Avec Rodin, il fut le plus grand sculpteur du XXe siècle. Le Centre Pompidou célèbre en grand Constantin Brancusi, qui a marqué l’histoire de l’art avec ses œuvres originales et fascinantes.
Des dizaines de statues en bronze, bois et pierre, stylisées à l’extrême, ont investi le centre Pompidou à Paris où une rétrospective exceptionnelle retrace depuis la semaine dernière l’œuvre de Constantin Brancusi (1876-1957), considéré comme le père de la sculpture moderne. Plus de 120 sculptures, mais aussi des centaines de dessins, carnets et autres
peintures de ce démiurge venu de Roumanie sont ainsi rassemblés sur 2 000 m2 au sein de la grande galerie du musée d’art moderne auquel le sculpteur a légué, à sa mort, son atelier et toutes les œuvres qu’il contenait ainsi que ses archives.
C’est la toute première fois qu’une rétrospective de cette ampleur est organisée en France en raison notamment de la fragilité des sculptures provenant des plus importantes collections internationales (Tate Modern, MoMA, Guggenheim, Philadelphia Museum of Art, musée national d’art de Roumanie…) exceptionnellement réunies, selon Ariane Coulondre, commissaire de l’exposition avec Julie Jones et Valérie Loth. Au cœur de l’exposition à la scénographie tout en courbes et lumière, l’établi du sculpteur et ses outils, son mobilier, une petite forge et des œuvres d’art dont la Colonne sans fin, un socle en bois dont le motif est répété verticalement par empilement, reconstituent partiellement cet atelier.
Atelier reconstitué
Lieu de création et de vie de Brancusi, arrivé à Paris en 1904 à l’âge de 28 ans, en pleine effervescence culturelle, il était situé près du quartier de Montparnasse et a vu défiler les plus grands artistes des avant-gardes du tournant du XXe siècle comme des collectionneurs du monde entier. Entouré de Modigliani, Léger, Duchamp ou encore Sati, Constantin Brancusi, «fan de musiques du monde» – il possédait plus de 200 disques – «y organisait soirées et happenings, filmant ses amies danseuses, postées, telles des statues vivantes, sur des socles en pierre ou en bois», raconte Ariane Coulondre.

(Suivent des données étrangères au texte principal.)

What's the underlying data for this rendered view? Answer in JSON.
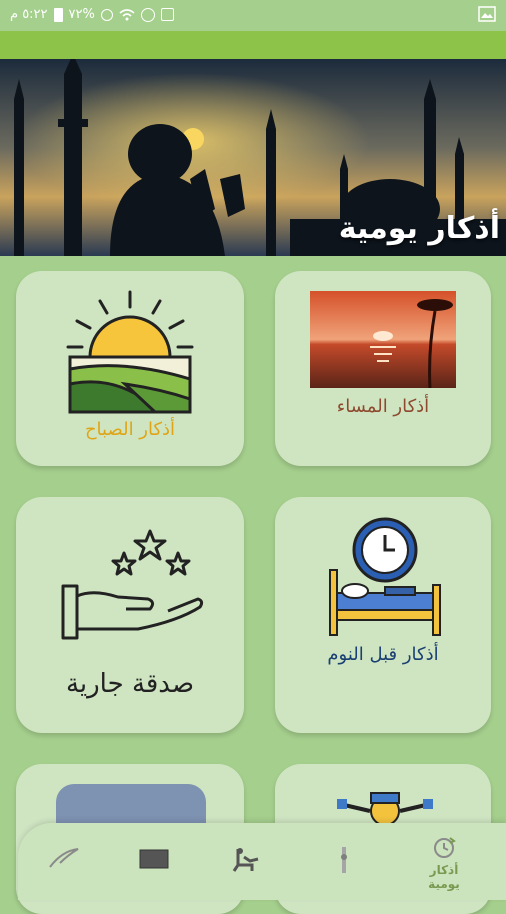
{
  "status_bar": {
    "time_text": "٥:٢٢ م",
    "battery_text": "٧٢%"
  },
  "header": {
    "title": "أذكار يومية"
  },
  "cards": {
    "evening": {
      "label": "أذكار المساء"
    },
    "morning": {
      "label": "أذكار الصباح"
    },
    "sleep": {
      "label": "أذكار قبل النوم"
    },
    "charity": {
      "label": "صدقة جارية"
    }
  },
  "bottom_nav": {
    "items": [
      {
        "label": "أذكار يومية",
        "icon": "daily-azkar-icon",
        "active": true
      },
      {
        "label": "",
        "icon": "tasbih-icon"
      },
      {
        "label": "",
        "icon": "prayer-icon"
      },
      {
        "label": "",
        "icon": "book-icon"
      },
      {
        "label": "",
        "icon": "feather-icon"
      }
    ]
  },
  "colors": {
    "background": "#a5cf8d",
    "accent_bar": "#8dc349",
    "card": "#cfe5c2",
    "morning_label": "#e0a516",
    "evening_label": "#8e4a2e",
    "sleep_label": "#1a3f72"
  }
}
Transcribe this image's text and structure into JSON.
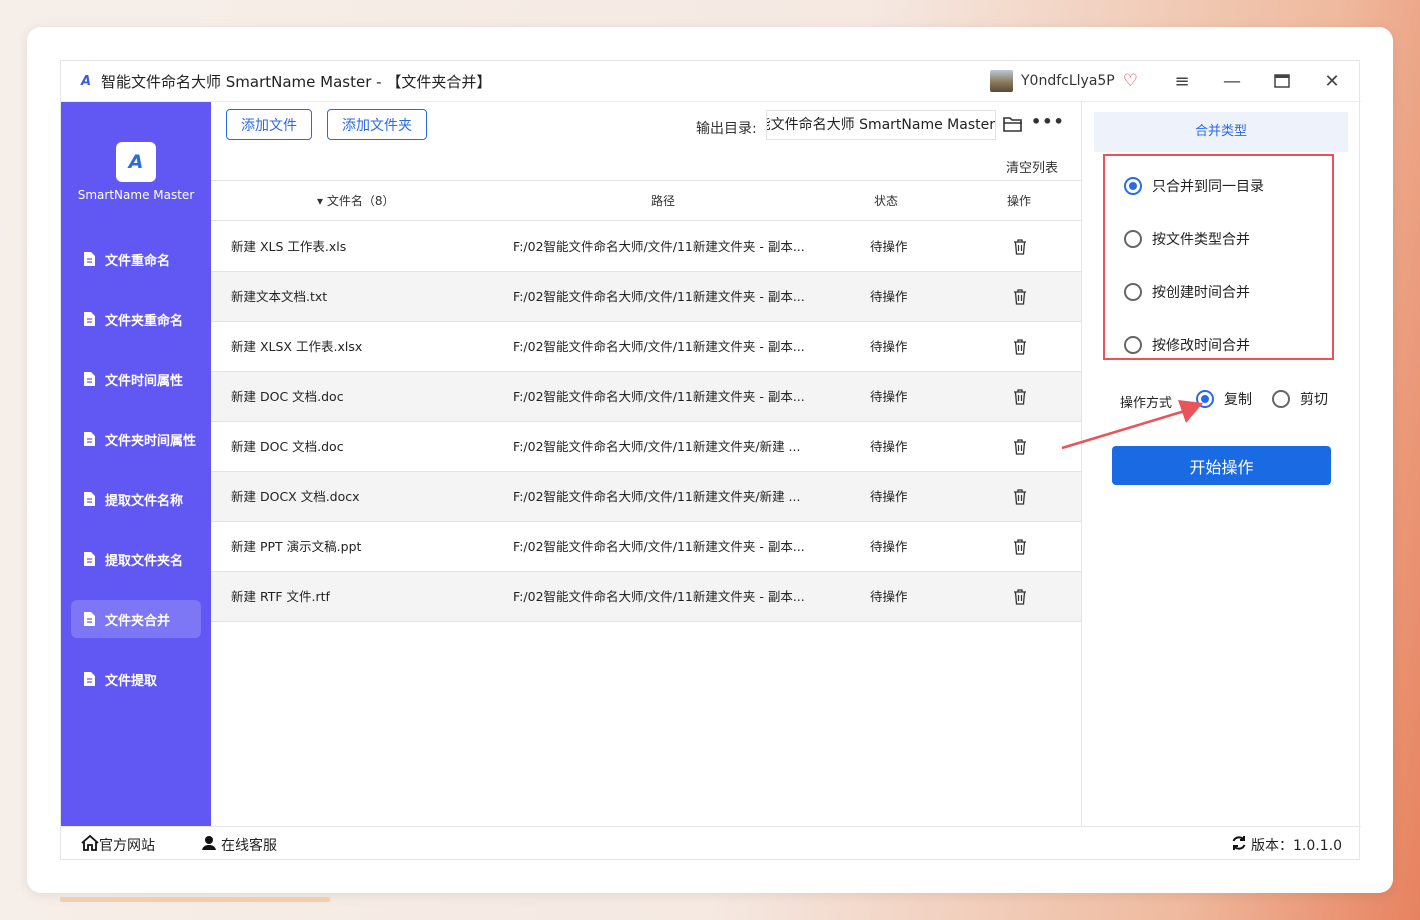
{
  "window": {
    "title": "智能文件命名大师 SmartName Master - 【文件夹合并】",
    "username": "Y0ndfcLlya5P"
  },
  "sidebar": {
    "logo_text": "SmartName Master",
    "items": [
      {
        "label": "文件重命名",
        "active": false
      },
      {
        "label": "文件夹重命名",
        "active": false
      },
      {
        "label": "文件时间属性",
        "active": false
      },
      {
        "label": "文件夹时间属性",
        "active": false
      },
      {
        "label": "提取文件名称",
        "active": false
      },
      {
        "label": "提取文件夹名",
        "active": false
      },
      {
        "label": "文件夹合并",
        "active": true
      },
      {
        "label": "文件提取",
        "active": false
      }
    ]
  },
  "toolbar": {
    "add_file": "添加文件",
    "add_folder": "添加文件夹",
    "output_label": "输出目录:",
    "output_value": "能文件命名大师 SmartName Master",
    "clear_list": "清空列表"
  },
  "table": {
    "headers": {
      "name": "文件名（8）",
      "path": "路径",
      "status": "状态",
      "action": "操作"
    },
    "rows": [
      {
        "name": "新建 XLS 工作表.xls",
        "path": "F:/02智能文件命名大师/文件/11新建文件夹 - 副本...",
        "status": "待操作"
      },
      {
        "name": "新建文本文档.txt",
        "path": "F:/02智能文件命名大师/文件/11新建文件夹 - 副本...",
        "status": "待操作"
      },
      {
        "name": "新建 XLSX 工作表.xlsx",
        "path": "F:/02智能文件命名大师/文件/11新建文件夹 - 副本...",
        "status": "待操作"
      },
      {
        "name": "新建 DOC 文档.doc",
        "path": "F:/02智能文件命名大师/文件/11新建文件夹 - 副本...",
        "status": "待操作"
      },
      {
        "name": "新建 DOC 文档.doc",
        "path": "F:/02智能文件命名大师/文件/11新建文件夹/新建 ...",
        "status": "待操作"
      },
      {
        "name": "新建 DOCX 文档.docx",
        "path": "F:/02智能文件命名大师/文件/11新建文件夹/新建 ...",
        "status": "待操作"
      },
      {
        "name": "新建 PPT 演示文稿.ppt",
        "path": "F:/02智能文件命名大师/文件/11新建文件夹 - 副本...",
        "status": "待操作"
      },
      {
        "name": "新建 RTF 文件.rtf",
        "path": "F:/02智能文件命名大师/文件/11新建文件夹 - 副本...",
        "status": "待操作"
      }
    ]
  },
  "right_panel": {
    "header": "合并类型",
    "merge_options": [
      {
        "label": "只合并到同一目录",
        "selected": true
      },
      {
        "label": "按文件类型合并",
        "selected": false
      },
      {
        "label": "按创建时间合并",
        "selected": false
      },
      {
        "label": "按修改时间合并",
        "selected": false
      }
    ],
    "op_label": "操作方式",
    "op_options": [
      {
        "label": "复制",
        "selected": true
      },
      {
        "label": "剪切",
        "selected": false
      }
    ],
    "start_button": "开始操作"
  },
  "bottom": {
    "website": "官方网站",
    "support": "在线客服",
    "version": "版本：1.0.1.0"
  },
  "colors": {
    "sidebar": "#6158f3",
    "accent": "#2b6ae6",
    "highlight": "#e8545a"
  }
}
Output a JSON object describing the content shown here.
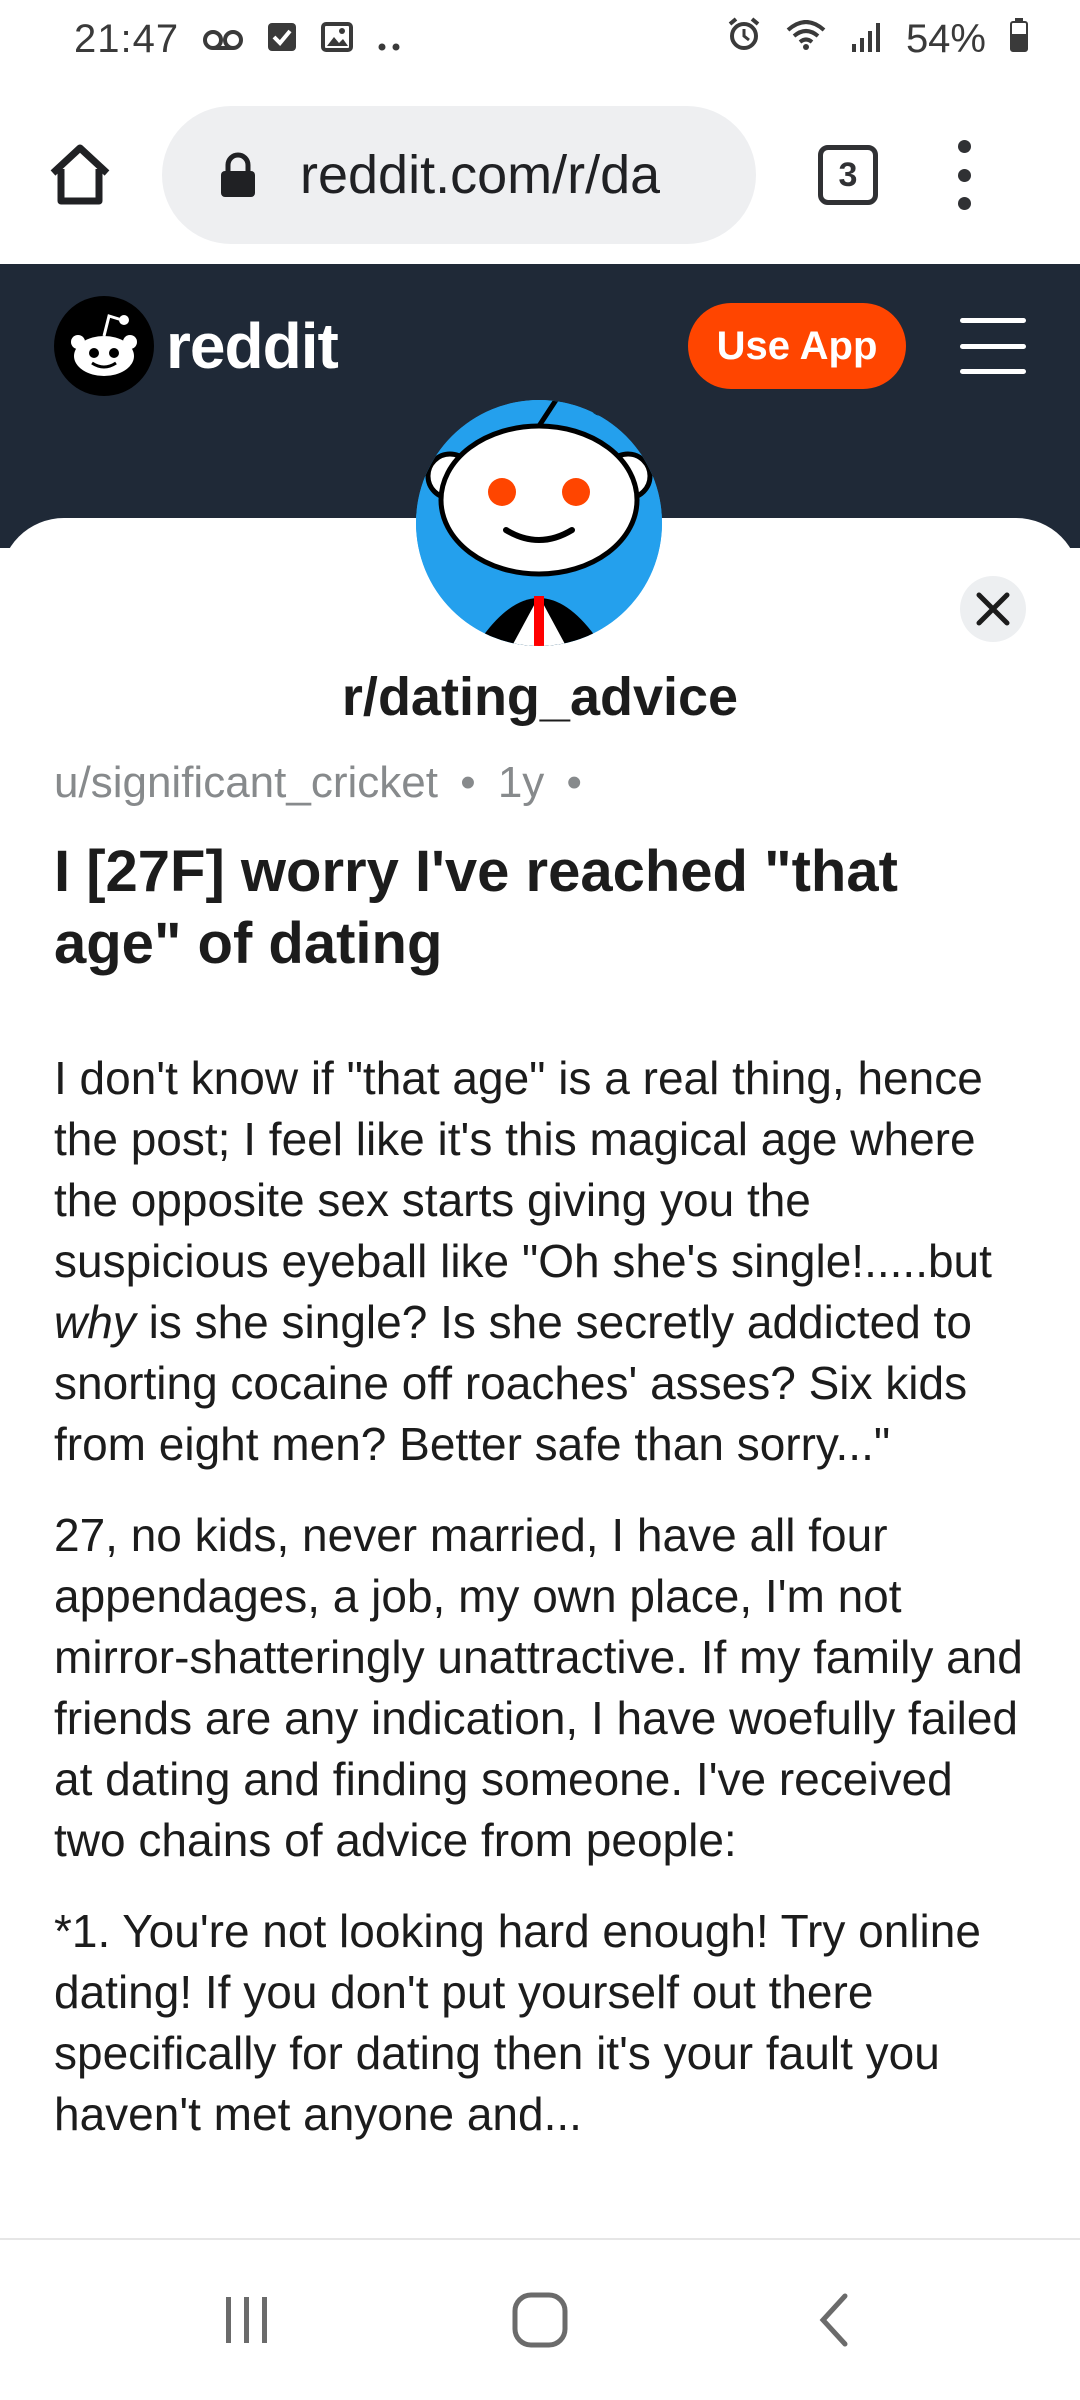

Reconstitué à la mort de l’artiste, l’atelier était abrité dans un pavillon installé sur le parvis du musée d’art moderne. Il a été déplacé à la faveur des grands travaux de rénovation et de désamiantage du centre Pompidou qui doivent débuter après la fermeture des collections à l’été 2025, pour cinq ans. Le parcours thématique est organisé autour des séries de référence de l’artiste et met en lumière les grands enjeux de la sculpture moderne : l’ambiguïté de la forme (Princesse X), le portrait (Danaïde, Mlle Pogany), le rapport à l’espace (Maiastra, L’Oiseau dans l’espace), le rôle du socle (Nouveau-né, Le Commencement du monde), les jeux de mouvement et de reflet (Léda), la représentation de l’animal (Le Coq, Le Poisson, Le Phoque) et le rapport au monumental.
Nouveau vocabulaire
Il débute par la célèbre Muse endormie, une tête de femme stylisée dorée, du bronze longuement poli, qui se transforme en surface brillante comme un miroir. «C’est la quintessence de l’art de Brancusi, la simplification de la forme, des détails à peine estompés et la beauté du matériau qui reflète tout l’espace alentour», commente la spécialiste. Le visiteur entre ensuite dans une grande pièce ovale qui résume «le parcours de sa vie, les sources de son travail et tout le contexte de sa création», dit encore la spécialiste. Des œuvres de Rodin, Derain, Gauguin et des pièces antiques sont mises en vis-à-vis de ses sculptures.
Constantin Brancusi «invente un vocabulaire radicalement différent», avec par exemple Le Baiser, taillé dans un bloc de pierre brute où deux individus fusionnent, «très loin des pleins et des creux de la sculpture classique», souligne la commissaire. Parmi les pépites, une série de portraits d’enfant, du bronze le plus classique à l’ovale le plus abstrait entre 1906 et 1915-1916. «Tout est quasiment posé dès le départ, toutes les formes qui lui serviront tout au long de sa vie», ajoute Ariane Coulondre. Après la Seconde Guerre mondiale, Brancusi s’arrêtera de sculpter, «recombinant sans cesse ses œuvres au cœur de son atelier, œuvre d’art en soi, environnement total», ajoute-t-elle.
«Brancusi, l’art ne fait que commencer» Jusqu’au 1er juillet. Centre Pompidou – Paris.